Structuring a finance department has some new wrinkles these days, thanks to the trend of CFOs taking on more strategic roles over the past few years. The way the finance organization is set up may indicate whether the CFO is a strategist and views the company in a holistic way, or one that mostly makes sure the numbers are in order.
CFOs often have an empire of units beneath them: treasury, financial reporting, tax, financial planning and analysis (FP&A), risk management, investor relations. And increasingly, real estate and procurement are falling into the reporting line, too. The result can be an excessively stretched CFO.
“There’s a real opportunity cost with an overly broad scope,” notes Michael Griffin, executive director of finance and strategy group at The Corporate Executive Board, a member-based research and advisory firm. Specifically, it makes it harder for CFOs to spend time on activities that will drive revenue and hold down operating costs.

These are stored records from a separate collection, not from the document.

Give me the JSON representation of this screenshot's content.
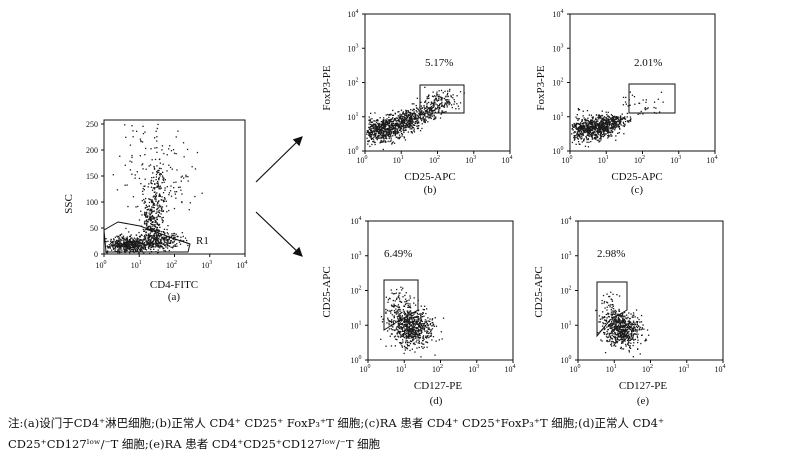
{
  "panels": {
    "a": {
      "xlabel": "CD4-FITC",
      "ylabel": "SSC",
      "sub": "(a)",
      "gate": "R1",
      "xticks": [
        {
          "base": "10",
          "exp": "0"
        },
        {
          "base": "10",
          "exp": "1"
        },
        {
          "base": "10",
          "exp": "2"
        },
        {
          "base": "10",
          "exp": "3"
        },
        {
          "base": "10",
          "exp": "4"
        }
      ],
      "yticks": [
        "0",
        "50",
        "100",
        "150",
        "200",
        "250"
      ]
    },
    "b": {
      "xlabel": "CD25-APC",
      "ylabel": "FoxP3-PE",
      "sub": "(b)",
      "pct": "5.17%",
      "xticks": [
        {
          "base": "10",
          "exp": "0"
        },
        {
          "base": "10",
          "exp": "1"
        },
        {
          "base": "10",
          "exp": "2"
        },
        {
          "base": "10",
          "exp": "3"
        },
        {
          "base": "10",
          "exp": "4"
        }
      ],
      "yticks": [
        {
          "base": "10",
          "exp": "0"
        },
        {
          "base": "10",
          "exp": "1"
        },
        {
          "base": "10",
          "exp": "2"
        },
        {
          "base": "10",
          "exp": "3"
        },
        {
          "base": "10",
          "exp": "4"
        }
      ]
    },
    "c": {
      "xlabel": "CD25-APC",
      "ylabel": "FoxP3-PE",
      "sub": "(c)",
      "pct": "2.01%",
      "xticks": [
        {
          "base": "10",
          "exp": "0"
        },
        {
          "base": "10",
          "exp": "1"
        },
        {
          "base": "10",
          "exp": "2"
        },
        {
          "base": "10",
          "exp": "3"
        },
        {
          "base": "10",
          "exp": "4"
        }
      ],
      "yticks": [
        {
          "base": "10",
          "exp": "0"
        },
        {
          "base": "10",
          "exp": "1"
        },
        {
          "base": "10",
          "exp": "2"
        },
        {
          "base": "10",
          "exp": "3"
        },
        {
          "base": "10",
          "exp": "4"
        }
      ]
    },
    "d": {
      "xlabel": "CD127-PE",
      "ylabel": "CD25-APC",
      "sub": "(d)",
      "pct": "6.49%",
      "xticks": [
        {
          "base": "10",
          "exp": "0"
        },
        {
          "base": "10",
          "exp": "1"
        },
        {
          "base": "10",
          "exp": "2"
        },
        {
          "base": "10",
          "exp": "3"
        },
        {
          "base": "10",
          "exp": "4"
        }
      ],
      "yticks": [
        {
          "base": "10",
          "exp": "0"
        },
        {
          "base": "10",
          "exp": "1"
        },
        {
          "base": "10",
          "exp": "2"
        },
        {
          "base": "10",
          "exp": "3"
        },
        {
          "base": "10",
          "exp": "4"
        }
      ]
    },
    "e": {
      "xlabel": "CD127-PE",
      "ylabel": "CD25-APC",
      "sub": "(e)",
      "pct": "2.98%",
      "xticks": [
        {
          "base": "10",
          "exp": "0"
        },
        {
          "base": "10",
          "exp": "1"
        },
        {
          "base": "10",
          "exp": "2"
        },
        {
          "base": "10",
          "exp": "3"
        },
        {
          "base": "10",
          "exp": "4"
        }
      ],
      "yticks": [
        {
          "base": "10",
          "exp": "0"
        },
        {
          "base": "10",
          "exp": "1"
        },
        {
          "base": "10",
          "exp": "2"
        },
        {
          "base": "10",
          "exp": "3"
        },
        {
          "base": "10",
          "exp": "4"
        }
      ]
    }
  },
  "caption": {
    "line1": "注:(a)设门于CD4⁺淋巴细胞;(b)正常人 CD4⁺ CD25⁺ FoxP₃⁺T 细胞;(c)RA 患者 CD4⁺ CD25⁺FoxP₃⁺T 细胞;(d)正常人 CD4⁺",
    "line2": "CD25⁺CD127ˡᵒʷ/⁻T 细胞;(e)RA 患者 CD4⁺CD25⁺CD127ˡᵒʷ/⁻T 细胞"
  },
  "colors": {
    "ink": "#111111",
    "dots": "#1a1a1a"
  }
}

That dilemma may be partly cured by employing a valuecentric model for the departmental structure; for instance, having a core finance unit and a separate value-creation unit that includes FP&A and strategy staff. Many CFOs are moving in that direction.
For a CFO, “success is not just about getting the numbers right, but also uncovering the story behind the numbers: taking raw accounting information and creating cogent and compelling management discussion and analysis,” says Eileen Kamerick, managing director and CFO at investment bank Houlihan Lokey.
Those who take the big picture into account are more likely to develop an organizational structure that isn’t merely reactive. That will allow staff to come up with more ideas and, ultimately, help drive revenue and run the business. “You have to create an organization so you aren’t in the engine all the time,” Kamerick notes.
Before any restructuring of the team, CFOs should have a clear vision and strategy for the finance organization and then work back from there, Griffin says. It’s not good to look at the structure in a vacuum.
Macrofocused CFOs tend to seek more integration of their reporting units, notes Ankur Agrawal, associate principal at McKinsey & Co. In particular, they often bind accounting and FP&A tightly to corporate strategy and the forecasting and budgeting processes, he says.
Much of the battle to becoming more strategic, however, involves learning how to pass off mundane tasks. CFOs need to spend less time on daily core finance functions and be more confident in their ability to delegate, says Griffin.